Aí entra o truísmo de Stoltenberg. Os EUA, maior potência da história do planeta em termos de capacidade militar, respondem sozinhos por 70% do dispêndio em defesa entre os 31 membros da aliança. Os 10% restantes citados pelo secretário-geral vêm do Canadá e dos sete outros países europeus do grupo que não integram a UE, incluindo os importantes Reino Unido, Turquia e Noruega.

Em sua fala, Trump simplificou as coisas de forma malandra. Não há como um país ficar inadimplente junto à Otan, que não é um banco ou loja de crediário. O que existe é uma meta estipulada em 2006 pelos seus integrantes, que prometeram chegar a 2% de seu PIB gastos em defesa.
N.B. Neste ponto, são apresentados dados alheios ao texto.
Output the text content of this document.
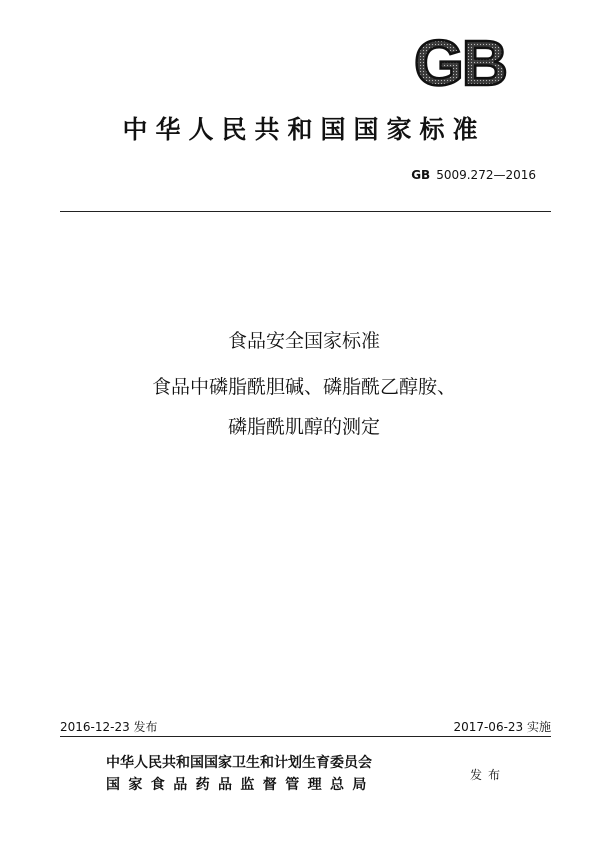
GB
中华人民共和国国家标准
GB 5009.272—2016
食品安全国家标准
食品中磷脂酰胆碱、磷脂酰乙醇胺、
磷脂酰肌醇的测定
2016-12-23 发布	2017-06-23 实施
中华人民共和国国家卫生和计划生育委员会
国家食品药品监督管理总局
发布
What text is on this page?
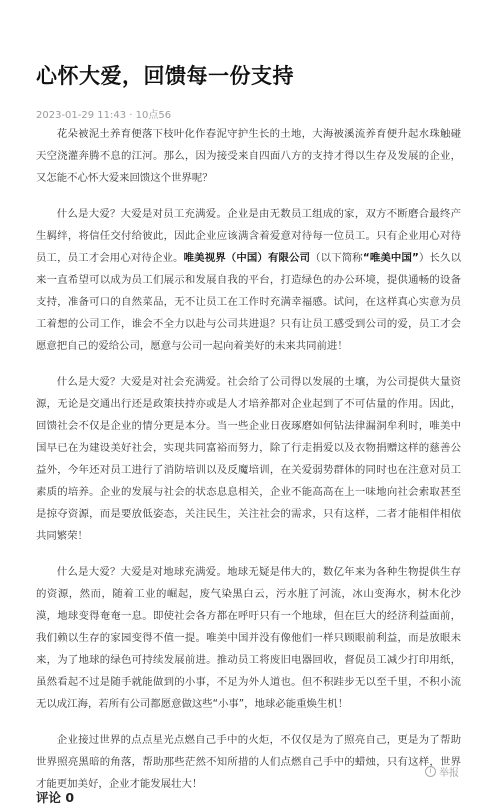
心怀大爱，回馈每一份支持
2023-01-29 11:43 · 10点56

花朵被泥土养育便落下枝叶化作春泥守护生长的土地，大海被溪流养育便升起水珠触碰天空浇灌奔腾不息的江河。那么，因为接受来自四面八方的支持才得以生存及发展的企业，又怎能不心怀大爱来回馈这个世界呢？

什么是大爱？大爱是对员工充满爱。企业是由无数员工组成的家，双方不断磨合最终产生羁绊，将信任交付给彼此，因此企业应该满含着爱意对待每一位员工。只有企业用心对待员工，员工才会用心对待企业。唯美视界（中国）有限公司（以下简称“唯美中国”）长久以来一直希望可以成为员工们展示和发展自我的平台，打造绿色的办公环境，提供通畅的设备支持，准备可口的自然菜品，无不让员工在工作时充满幸福感。试问，在这样真心实意为员工着想的公司工作，谁会不全力以赴与公司共进退？只有让员工感受到公司的爱，员工才会愿意把自己的爱给公司，愿意与公司一起向着美好的未来共同前进！

什么是大爱？大爱是对社会充满爱。社会给了公司得以发展的土壤，为公司提供大量资源，无论是交通出行还是政策扶持亦或是人才培养都对企业起到了不可估量的作用。因此，回馈社会不仅是企业的情分更是本分。当一些企业日夜琢磨如何钻法律漏洞牟利时，唯美中国早已在为建设美好社会，实现共同富裕而努力，除了行走捐爱以及衣物捐赠这样的慈善公益外，今年还对员工进行了消防培训以及反魔培训，在关爱弱势群体的同时也在注意对员工素质的培养。企业的发展与社会的状态息息相关，企业不能高高在上一味地向社会索取甚至是掠夺资源，而是要放低姿态，关注民生，关注社会的需求，只有这样，二者才能相伴相依共同繁荣！

什么是大爱？大爱是对地球充满爱。地球无疑是伟大的，数亿年来为各种生物提供生存的资源，然而，随着工业的崛起，废气染黑白云，污水脏了河流，冰山变海水，树木化沙漠，地球变得奄奄一息。即使社会各方都在呼吁只有一个地球，但在巨大的经济利益面前，我们赖以生存的家园变得不值一提。唯美中国并没有像他们一样只顾眼前利益，而是放眼未来，为了地球的绿色可持续发展前进。推动员工将废旧电器回收，督促员工减少打印用纸，虽然看起不过是随手就能做到的小事，不足为外人道也。但不积跬步无以至千里，不积小流无以成江海，若所有公司都愿意做这些“小事”，地球必能重焕生机！

企业接过世界的点点星光点燃自己手中的火炬，不仅仅是为了照亮自己，更是为了帮助世界照亮黑暗的角落，帮助那些茫然不知所措的人们点燃自己手中的蜡烛，只有这样，世界才能更加美好，企业才能发展壮大！

i 举报
评论 0
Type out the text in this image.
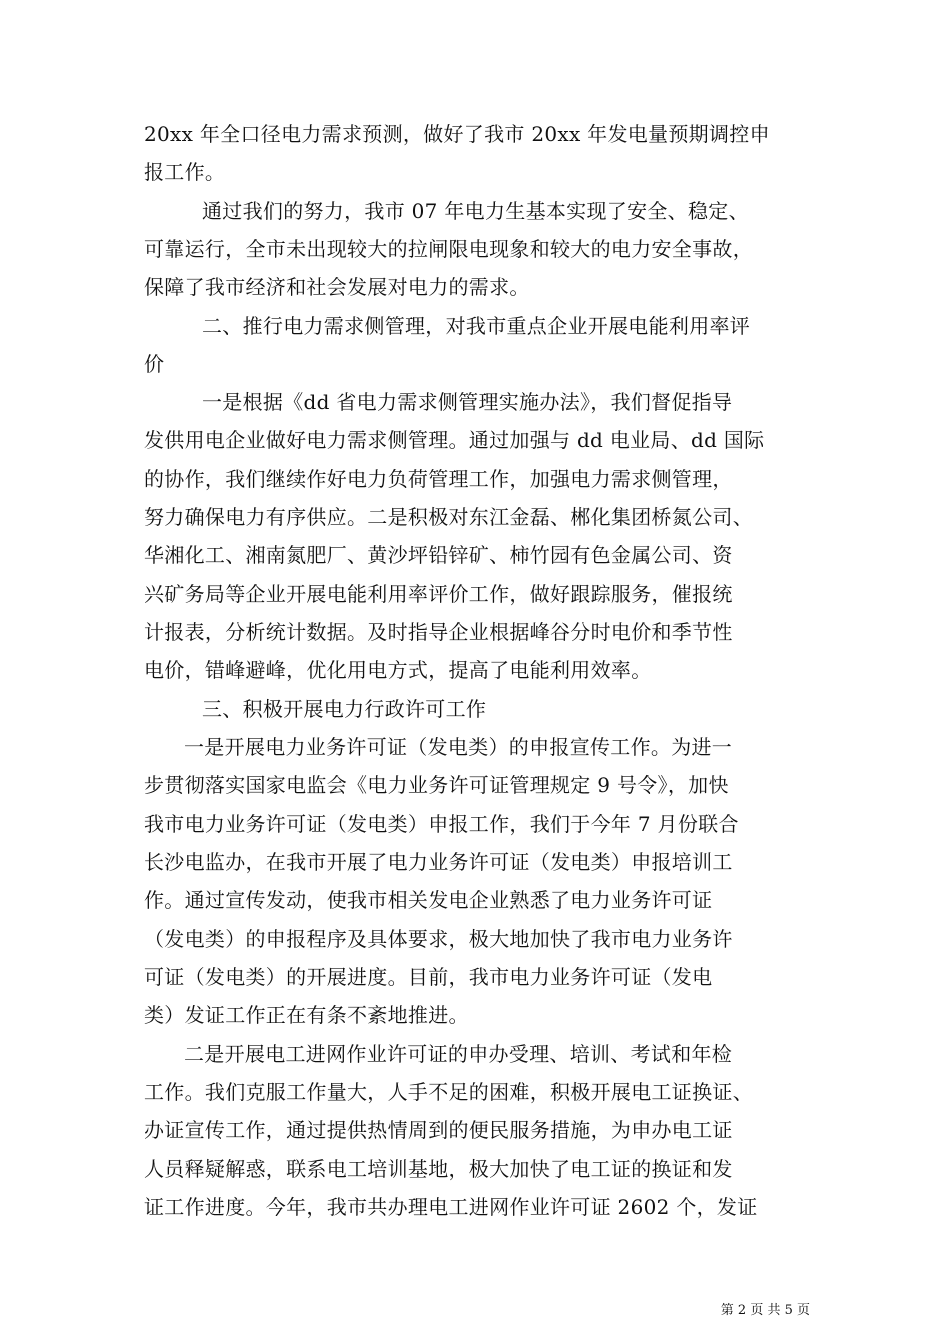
20xx 年全口径电力需求预测，做好了我市 20xx 年发电量预期调控申
报工作。
通过我们的努力，我市 07 年电力生基本实现了安全、稳定、
可靠运行，全市未出现较大的拉闸限电现象和较大的电力安全事故，
保障了我市经济和社会发展对电力的需求。
二、推行电力需求侧管理，对我市重点企业开展电能利用率评
价
一是根据《dd 省电力需求侧管理实施办法》，我们督促指导
发供用电企业做好电力需求侧管理。通过加强与 dd 电业局、dd 国际
的协作，我们继续作好电力负荷管理工作，加强电力需求侧管理，
努力确保电力有序供应。二是积极对东江金磊、郴化集团桥氮公司、
华湘化工、湘南氮肥厂、黄沙坪铅锌矿、柿竹园有色金属公司、资
兴矿务局等企业开展电能利用率评价工作，做好跟踪服务，催报统
计报表，分析统计数据。及时指导企业根据峰谷分时电价和季节性
电价，错峰避峰，优化用电方式，提高了电能利用效率。
三、积极开展电力行政许可工作
一是开展电力业务许可证（发电类）的申报宣传工作。为进一
步贯彻落实国家电监会《电力业务许可证管理规定 9 号令》，加快
我市电力业务许可证（发电类）申报工作，我们于今年 7 月份联合
长沙电监办，在我市开展了电力业务许可证（发电类）申报培训工
作。通过宣传发动，使我市相关发电企业熟悉了电力业务许可证
（发电类）的申报程序及具体要求，极大地加快了我市电力业务许
可证（发电类）的开展进度。目前，我市电力业务许可证（发电
类）发证工作正在有条不紊地推进。
二是开展电工进网作业许可证的申办受理、培训、考试和年检
工作。我们克服工作量大，人手不足的困难，积极开展电工证换证、
办证宣传工作，通过提供热情周到的便民服务措施，为申办电工证
人员释疑解惑，联系电工培训基地，极大加快了电工证的换证和发
证工作进度。今年，我市共办理电工进网作业许可证 2602 个，发证
第 2 页 共 5 页
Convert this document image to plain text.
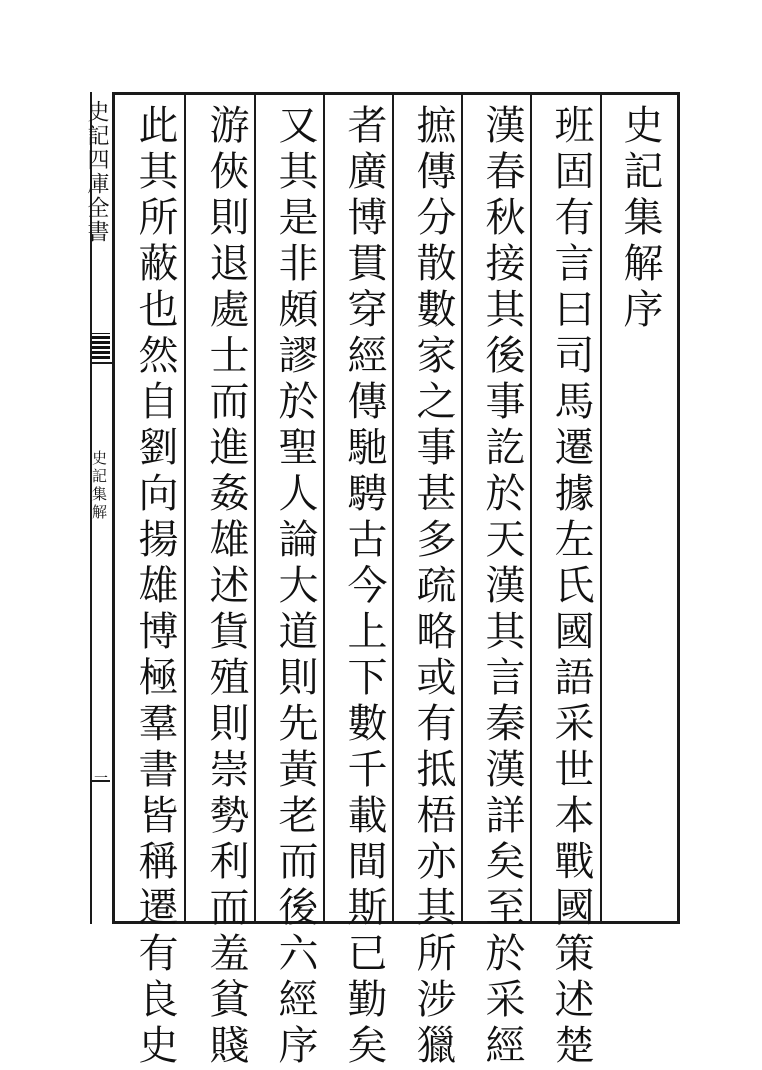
史記四庫全書
史記集解
史記集解序
班固有言曰司馬遷據左氏國語采世本戰國策述楚
漢春秋接其後事訖於天漢其言秦漢詳矣至於采經
摭傳分散數家之事甚多疏略或有抵梧亦其所涉獵
者廣博貫穿經傳馳騁古今上下數千載間斯已勤矣
又其是非頗謬於聖人論大道則先黃老而後六經序
游俠則退處士而進姦雄述貨殖則崇勢利而羞貧賤
此其所蔽也然自劉向揚雄博極羣書皆稱遷有良史
一
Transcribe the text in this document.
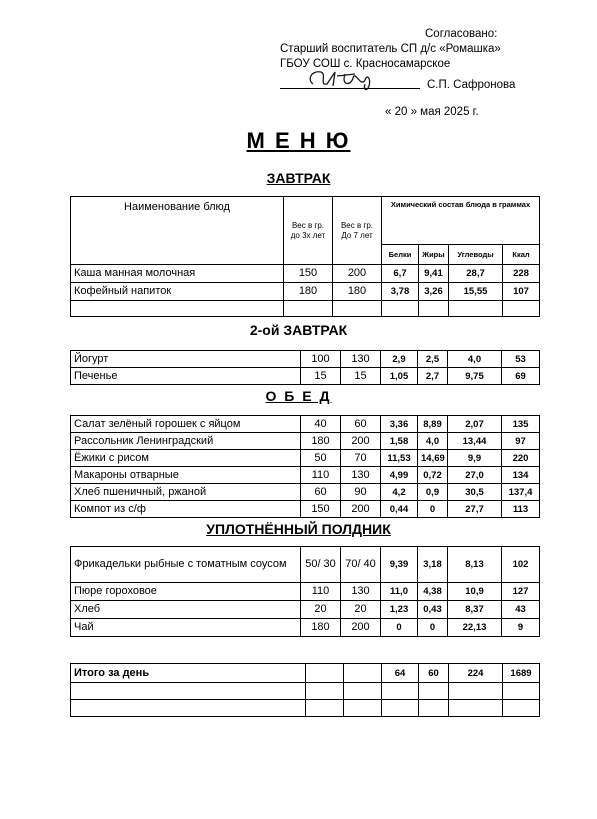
Согласовано:
Старший воспитатель СП д/с «Ромашка»
ГБОУ СОШ с. Красносамарское
С.П. Сафронова
« 20 » мая 2025 г.
М Е Н Ю
ЗАВТРАК
Наименование блюд	Вес в гр. до 3х лет	Вес в гр. До 7 лет	Химический состав блюда в граммах			
			Белки	Жиры	Углеводы	Ккал
Каша манная молочная	150	200	6,7	9,41	28,7	228
Кофейный напиток	180	180	3,78	3,26	15,55	107

2-ой ЗАВТРАК
Йогурт	100	130	2,9	2,5	4,0	53
Печенье	15	15	1,05	2,7	9,75	69
О Б Е Д
Салат зелёный горошек с яйцом	40	60	3,36	8,89	2,07	135
Рассольник Ленинградский	180	200	1,58	4,0	13,44	97
Ёжики с рисом	50	70	11,53	14,69	9,9	220
Макароны отварные	110	130	4,99	0,72	27,0	134
Хлеб пшеничный, ржаной	60	90	4,2	0,9	30,5	137,4
Компот из с/ф	150	200	0,44	0	27,7	113
УПЛОТНЁННЫЙ ПОЛДНИК
Фрикадельки рыбные с томатным соусом	50/ 30	70/ 40	9,39	3,18	8,13	102
Пюре гороховое	110	130	11,0	4,38	10,9	127
Хлеб	20	20	1,23	0,43	8,37	43
Чай	180	200	0	0	22,13	9
Итого за день			64	60	224	1689
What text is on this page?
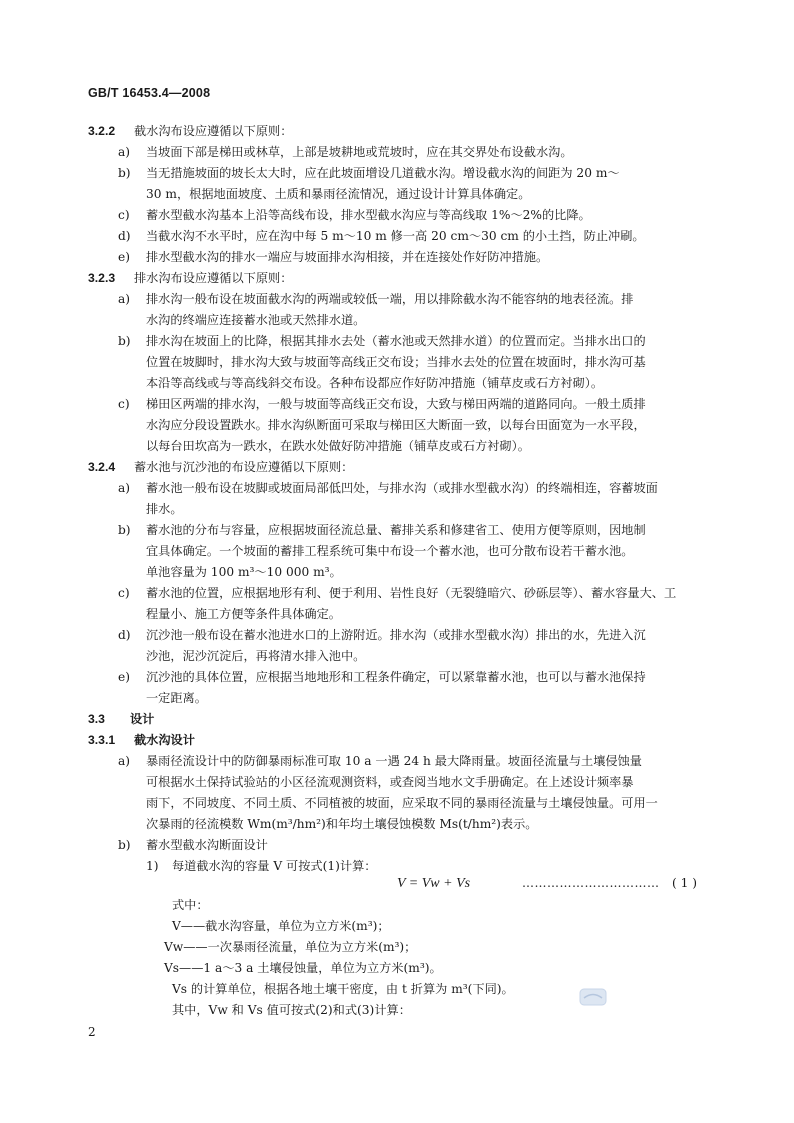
GB/T 16453.4—2008
3.2.2 截水沟布设应遵循以下原则：
a) 当坡面下部是梯田或林草，上部是坡耕地或荒坡时，应在其交界处布设截水沟。
b) 当无措施坡面的坡长太大时，应在此坡面增设几道截水沟。增设截水沟的间距为 20 m～
30 m，根据地面坡度、土质和暴雨径流情况，通过设计计算具体确定。
c) 蓄水型截水沟基本上沿等高线布设，排水型截水沟应与等高线取 1%～2%的比降。
d) 当截水沟不水平时，应在沟中每 5 m～10 m 修一高 20 cm～30 cm 的小土挡，防止冲刷。
e) 排水型截水沟的排水一端应与坡面排水沟相接，并在连接处作好防冲措施。
3.2.3 排水沟布设应遵循以下原则：
a) 排水沟一般布设在坡面截水沟的两端或较低一端，用以排除截水沟不能容纳的地表径流。排
水沟的终端应连接蓄水池或天然排水道。
b) 排水沟在坡面上的比降，根据其排水去处（蓄水池或天然排水道）的位置而定。当排水出口的
位置在坡脚时，排水沟大致与坡面等高线正交布设；当排水去处的位置在坡面时，排水沟可基
本沿等高线或与等高线斜交布设。各种布设都应作好防冲措施（铺草皮或石方衬砌）。
c) 梯田区两端的排水沟，一般与坡面等高线正交布设，大致与梯田两端的道路同向。一般土质排
水沟应分段设置跌水。排水沟纵断面可采取与梯田区大断面一致，以每台田面宽为一水平段，
以每台田坎高为一跌水，在跌水处做好防冲措施（铺草皮或石方衬砌）。
3.2.4 蓄水池与沉沙池的布设应遵循以下原则：
a) 蓄水池一般布设在坡脚或坡面局部低凹处，与排水沟（或排水型截水沟）的终端相连，容蓄坡面
排水。
b) 蓄水池的分布与容量，应根据坡面径流总量、蓄排关系和修建省工、使用方便等原则，因地制
宜具体确定。一个坡面的蓄排工程系统可集中布设一个蓄水池，也可分散布设若干蓄水池。
单池容量为 100 m³～10 000 m³。
c) 蓄水池的位置，应根据地形有利、便于利用、岩性良好（无裂缝暗穴、砂砾层等）、蓄水容量大、工
程量小、施工方便等条件具体确定。
d) 沉沙池一般布设在蓄水池进水口的上游附近。排水沟（或排水型截水沟）排出的水，先进入沉
沙池，泥沙沉淀后，再将清水排入池中。
e) 沉沙池的具体位置，应根据当地地形和工程条件确定，可以紧靠蓄水池，也可以与蓄水池保持
一定距离。
3.3 设计
3.3.1 截水沟设计
a) 暴雨径流设计中的防御暴雨标准可取 10 a 一遇 24 h 最大降雨量。坡面径流量与土壤侵蚀量
可根据水土保持试验站的小区径流观测资料，或查阅当地水文手册确定。在上述设计频率暴
雨下，不同坡度、不同土质、不同植被的坡面，应采取不同的暴雨径流量与土壤侵蚀量。可用一
次暴雨的径流模数 Wm(m³/hm²)和年均土壤侵蚀模数 Ms(t/hm²)表示。
b) 蓄水型截水沟断面设计
1) 每道截水沟的容量 V 可按式(1)计算：
V = Vw + Vs	…………………………… ( 1 )
式中：
V——截水沟容量，单位为立方米(m³)；
Vw——一次暴雨径流量，单位为立方米(m³)；
Vs——1 a～3 a 土壤侵蚀量，单位为立方米(m³)。
Vs 的计算单位，根据各地土壤干密度，由 t 折算为 m³(下同)。
其中，Vw 和 Vs 值可按式(2)和式(3)计算：
2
E isso, de fato, é um problema. Em 2014, quando Putin anexou a Crimeia numa antecipação do que aconteceria oito anos depois, apenas três países da Otan cumpriam o acordado. Quando foi presidente, Trump denunciou isso repetidamente, tanto que seu descaso com a aliança fez o já líder francês Emmanuel Macron dizer que o grupo estava em “morte cerebral”.

Aos poucos a situação evoluiu, com uma aceleração nos gastos quando a Rússia foi às vias de fato contra Kiev. Em 2023, 11 países já ultrapassavam a barreira dos 2%, alguns prometendo gastar até 4%, como a belicosa Polônia.

Nesta quarta, Stoltenberg reafirmou que neste ano 18 membros chegarão à meta e, mais importante, que a Otan como um todo a alcançará na média de seus orçamentos de defesa nacionais. Em 2023, estava em 1,85% do PIB combinado dos 31 países.

Mais importante, pela primeira vez a Alemanha, país mais rico da Europa, deverá chegar aos 2%. Berlim sempre foi um alvo preferencial de Trump, que também apontava para a dependência energética que o país tinha da Rússia, mitigada após as sanções decorrentes da guerra.

Os EUA puxaram o movimento e aprovaram no ano passado seu maior orçamento militar da história, de US$ 905 bilhões, ou 41% de tudo o que mundo aplicou no setor em 2023, segundo o Instituto Internacional de Estudos Estratégicos (Londres).

Em seu balanço anual, divulgado na terça (13), a organização apontou um dispêndio de 3,36% do PIB em defesa pelos americanos. O número difere um pouco do que disse a Otan, de 3,49%, por questões metodológicas e pelo fato de que os dados da aliança são estimativas. Seja como for, o cenário desenhado é o mesmo.

Stoltenberg também buscou rebater a ameaça de Trump de não cumprir o artigo 5 da carta de fundação da Otan, que prevê assistência mútua em caso de agressão a um de seus membros. “Os EUA nunca lutaram uma guerra sozinhos. A crítica que ouvimos não é sobre a Otan, é sobre aliados não gastando o suficiente com a Otan”, afirmou.

Nisso, ele e o ex-presidente concordam. O chefe da Otan pediu também que a Câmara dos Representantes dos EUA aprove a ajuda militar de R$ 300 bilhões à Ucrânia, que passou no Senado nesta semana. Mas lá os republicanos de Trump são maioria e prometem dificultar as coisas para Biden.

De seu lado, o presidente americano está em campanha aberta pela aprovação, emulando o mantra de que, se a Ucrânia cair, Putin não irá parar nela. A tese ganhou reforço com as colocações ambíguas do russo dadas em entrevista ao aliado de Trump Tucker Carlson na semana passada. Putin nega interesse em territórios da Otan, acerca das áreas ocupadas por poloneses e lituanos.